Beaucoup d’hommes politiques de premier plan portent des costumes aux épaules surdimensionnées. Pourquoi ? Ma réponse pourra sembler simpliste – je la crois pourtant juste : parce qu’ils pensent que cet artifice va leur donner la carrure de la fonction – la carrure présidentielle.

Largeur d’épaules = pouvoir, force, autorité : la symbolique est primaire, donc apte à parler, pense-t-on, aux Français d'en-bas ou du sous-sol. 

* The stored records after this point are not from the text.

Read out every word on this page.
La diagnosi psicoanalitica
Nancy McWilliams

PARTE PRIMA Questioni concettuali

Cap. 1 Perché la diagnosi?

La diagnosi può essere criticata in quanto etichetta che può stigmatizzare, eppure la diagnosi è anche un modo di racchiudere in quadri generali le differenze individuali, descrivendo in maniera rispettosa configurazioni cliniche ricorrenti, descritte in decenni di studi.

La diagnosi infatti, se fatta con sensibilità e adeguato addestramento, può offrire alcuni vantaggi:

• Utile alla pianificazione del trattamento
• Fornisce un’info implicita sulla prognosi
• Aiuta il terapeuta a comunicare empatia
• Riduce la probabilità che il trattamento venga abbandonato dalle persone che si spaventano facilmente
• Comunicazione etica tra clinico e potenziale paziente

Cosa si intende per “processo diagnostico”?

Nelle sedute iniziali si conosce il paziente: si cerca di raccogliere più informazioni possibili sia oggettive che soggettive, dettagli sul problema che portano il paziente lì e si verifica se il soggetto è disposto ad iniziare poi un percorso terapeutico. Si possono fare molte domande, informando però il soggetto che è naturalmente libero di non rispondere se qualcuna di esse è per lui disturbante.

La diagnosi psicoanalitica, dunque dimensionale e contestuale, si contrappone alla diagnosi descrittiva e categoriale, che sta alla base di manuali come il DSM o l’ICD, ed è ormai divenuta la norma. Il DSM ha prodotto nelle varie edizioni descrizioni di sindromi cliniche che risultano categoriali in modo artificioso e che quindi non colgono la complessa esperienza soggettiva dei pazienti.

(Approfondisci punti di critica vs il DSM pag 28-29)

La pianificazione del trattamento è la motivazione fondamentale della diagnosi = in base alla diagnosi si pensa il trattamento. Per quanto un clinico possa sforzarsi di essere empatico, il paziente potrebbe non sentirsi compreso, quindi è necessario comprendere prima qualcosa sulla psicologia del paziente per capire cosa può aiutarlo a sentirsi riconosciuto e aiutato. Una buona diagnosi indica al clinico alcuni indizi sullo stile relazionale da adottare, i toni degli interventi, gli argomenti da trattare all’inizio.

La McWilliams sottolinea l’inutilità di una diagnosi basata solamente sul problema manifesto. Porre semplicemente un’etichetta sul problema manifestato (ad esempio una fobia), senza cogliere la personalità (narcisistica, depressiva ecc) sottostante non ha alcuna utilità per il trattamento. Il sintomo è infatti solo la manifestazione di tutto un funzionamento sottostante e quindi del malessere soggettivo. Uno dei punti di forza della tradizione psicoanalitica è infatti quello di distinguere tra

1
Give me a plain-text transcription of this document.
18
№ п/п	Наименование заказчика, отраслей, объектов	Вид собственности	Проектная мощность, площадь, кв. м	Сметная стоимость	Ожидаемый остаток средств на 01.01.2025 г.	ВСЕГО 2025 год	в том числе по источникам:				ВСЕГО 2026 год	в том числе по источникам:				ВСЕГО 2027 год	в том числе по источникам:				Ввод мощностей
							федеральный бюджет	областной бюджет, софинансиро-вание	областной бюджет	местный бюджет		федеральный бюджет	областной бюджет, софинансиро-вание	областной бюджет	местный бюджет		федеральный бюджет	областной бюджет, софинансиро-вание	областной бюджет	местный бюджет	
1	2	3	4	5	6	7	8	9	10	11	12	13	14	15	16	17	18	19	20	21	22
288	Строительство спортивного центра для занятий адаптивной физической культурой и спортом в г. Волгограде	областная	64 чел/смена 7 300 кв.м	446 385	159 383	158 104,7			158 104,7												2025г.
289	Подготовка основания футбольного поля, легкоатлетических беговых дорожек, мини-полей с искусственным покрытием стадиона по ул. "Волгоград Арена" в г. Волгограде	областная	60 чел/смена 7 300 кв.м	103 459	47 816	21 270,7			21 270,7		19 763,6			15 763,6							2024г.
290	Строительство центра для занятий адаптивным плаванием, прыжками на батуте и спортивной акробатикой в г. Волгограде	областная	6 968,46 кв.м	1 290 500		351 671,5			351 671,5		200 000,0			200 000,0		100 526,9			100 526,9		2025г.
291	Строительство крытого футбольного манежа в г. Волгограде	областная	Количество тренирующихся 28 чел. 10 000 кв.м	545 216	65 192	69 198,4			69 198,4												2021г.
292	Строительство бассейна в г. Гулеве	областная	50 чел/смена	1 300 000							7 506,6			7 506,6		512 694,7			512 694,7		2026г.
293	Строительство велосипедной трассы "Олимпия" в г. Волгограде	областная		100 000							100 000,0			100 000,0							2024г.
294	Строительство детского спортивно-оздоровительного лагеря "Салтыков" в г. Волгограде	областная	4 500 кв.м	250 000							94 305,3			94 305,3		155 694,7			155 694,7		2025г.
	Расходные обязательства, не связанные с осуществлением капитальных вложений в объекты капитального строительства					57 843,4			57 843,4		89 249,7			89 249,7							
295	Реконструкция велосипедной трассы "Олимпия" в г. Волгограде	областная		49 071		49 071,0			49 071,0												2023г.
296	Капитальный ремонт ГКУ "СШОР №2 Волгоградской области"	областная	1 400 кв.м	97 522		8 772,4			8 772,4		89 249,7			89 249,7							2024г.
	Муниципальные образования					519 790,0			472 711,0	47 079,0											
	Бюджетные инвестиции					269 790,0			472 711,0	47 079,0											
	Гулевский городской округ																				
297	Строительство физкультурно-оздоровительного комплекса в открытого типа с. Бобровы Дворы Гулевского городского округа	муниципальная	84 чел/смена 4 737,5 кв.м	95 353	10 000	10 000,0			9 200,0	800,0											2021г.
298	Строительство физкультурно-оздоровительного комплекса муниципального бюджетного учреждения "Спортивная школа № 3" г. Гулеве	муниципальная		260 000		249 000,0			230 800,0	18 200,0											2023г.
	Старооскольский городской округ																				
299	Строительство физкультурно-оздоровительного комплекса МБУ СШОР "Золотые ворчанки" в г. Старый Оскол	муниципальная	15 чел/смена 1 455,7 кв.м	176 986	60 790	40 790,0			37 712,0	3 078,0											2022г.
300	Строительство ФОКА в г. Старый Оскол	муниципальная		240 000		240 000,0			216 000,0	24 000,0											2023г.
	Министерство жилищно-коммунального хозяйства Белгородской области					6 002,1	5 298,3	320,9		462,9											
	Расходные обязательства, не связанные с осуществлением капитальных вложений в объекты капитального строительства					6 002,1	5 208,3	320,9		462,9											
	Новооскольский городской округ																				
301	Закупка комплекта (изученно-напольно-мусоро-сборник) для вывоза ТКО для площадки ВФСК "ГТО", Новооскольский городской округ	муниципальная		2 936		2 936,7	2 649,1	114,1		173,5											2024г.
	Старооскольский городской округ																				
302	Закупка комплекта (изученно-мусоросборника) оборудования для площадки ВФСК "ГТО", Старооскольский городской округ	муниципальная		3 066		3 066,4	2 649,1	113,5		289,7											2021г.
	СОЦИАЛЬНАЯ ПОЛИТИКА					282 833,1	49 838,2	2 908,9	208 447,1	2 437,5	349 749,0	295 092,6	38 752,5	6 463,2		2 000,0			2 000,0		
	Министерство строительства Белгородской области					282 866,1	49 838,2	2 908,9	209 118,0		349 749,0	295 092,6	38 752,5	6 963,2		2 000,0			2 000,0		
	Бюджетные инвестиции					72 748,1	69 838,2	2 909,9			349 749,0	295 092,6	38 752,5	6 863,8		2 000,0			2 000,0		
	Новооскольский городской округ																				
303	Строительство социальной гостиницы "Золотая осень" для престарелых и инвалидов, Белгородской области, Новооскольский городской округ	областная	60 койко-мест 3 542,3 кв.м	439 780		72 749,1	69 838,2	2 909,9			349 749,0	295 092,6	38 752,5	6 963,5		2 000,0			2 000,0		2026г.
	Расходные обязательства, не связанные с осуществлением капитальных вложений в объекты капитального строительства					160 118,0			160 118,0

Le modèle, c’est de Gaulle.


de-gaulle-carrure.jpg

 

Dans son cas, le recours à un imposant padding trouvait de multiples justifications : étroitesse des épaules, taille démesurée, longueur du visage… et protubérance ventrale. Ce moyen permettait à son tailleur d’introduire l’équilibre qui manquait à ce physique hors norme. Et puis, ça tombait bien, la mode d’alors était à la silhouette en V.

Depuis, on a vu Jacques Chirac enfiler le costume de son illustre prédécesseur. Mon propos fait formule, mais je dois le nuancer : les costumes du général étaient croisés (pour casser la taille et dissimuler autant que faire se pouvait cette fichue protubérance ventrale…) ; ceux de Jacques Chirac étaient presque toujours droits. Chez de Gaulle, la naissance du padding était indiscernable ; chez Chirac, les extrémités des épaules s’écroulaient, comme dans le cas d’une veste reposant sur un cintre trop étroit pour elle :


jacques-chirac-carrure-copie-1.jpg

 

Nos hommes politiques tentent de nous faire croire qu’ils ont la carrure de l’emploi. A les voir, on dirait surtout qu’ils nagent dans un costume qui n’est pas fait pour eux.

Prenez Laurent Fabius, Alain Juppé, Dominique de VillepinJean-François Copé… Ne demandez pas à ces quatre-là si, pour employer une formule devenue fameuse, ils y pensent en se rasant ; regardez simplement leurs épaules : leur carrure parle pour eux.


alain-juppe-carrure.jpgAlain Juppé
 

  dominique-de-villepin-carrure.jpg Dominique de Villepin

 

jean-francois-cope.jpg Jean-François Copé

 

Le cas Fabius est éloquent : la largeur affichée de ses épaules a suivi la courbe de ses ambitions. Epaules d’abord à leur place et puis voulant se faire plus larges que celles d’un déménageur :


laurent-fabius-jeune-carrure.jpg


laurent-fabius-carrure-def.jpg

 

Un corps flasque enveloppé d’un vêtement trop grand paraîtra plus flasque encore (cas Fabius) ; un corps tonique pareillement recouvert perdra, à l’œil, de sa tonicité (cas Villepin). Car le dynamisme d’une épaule tient moins à sa largeur qu’à sa netteté.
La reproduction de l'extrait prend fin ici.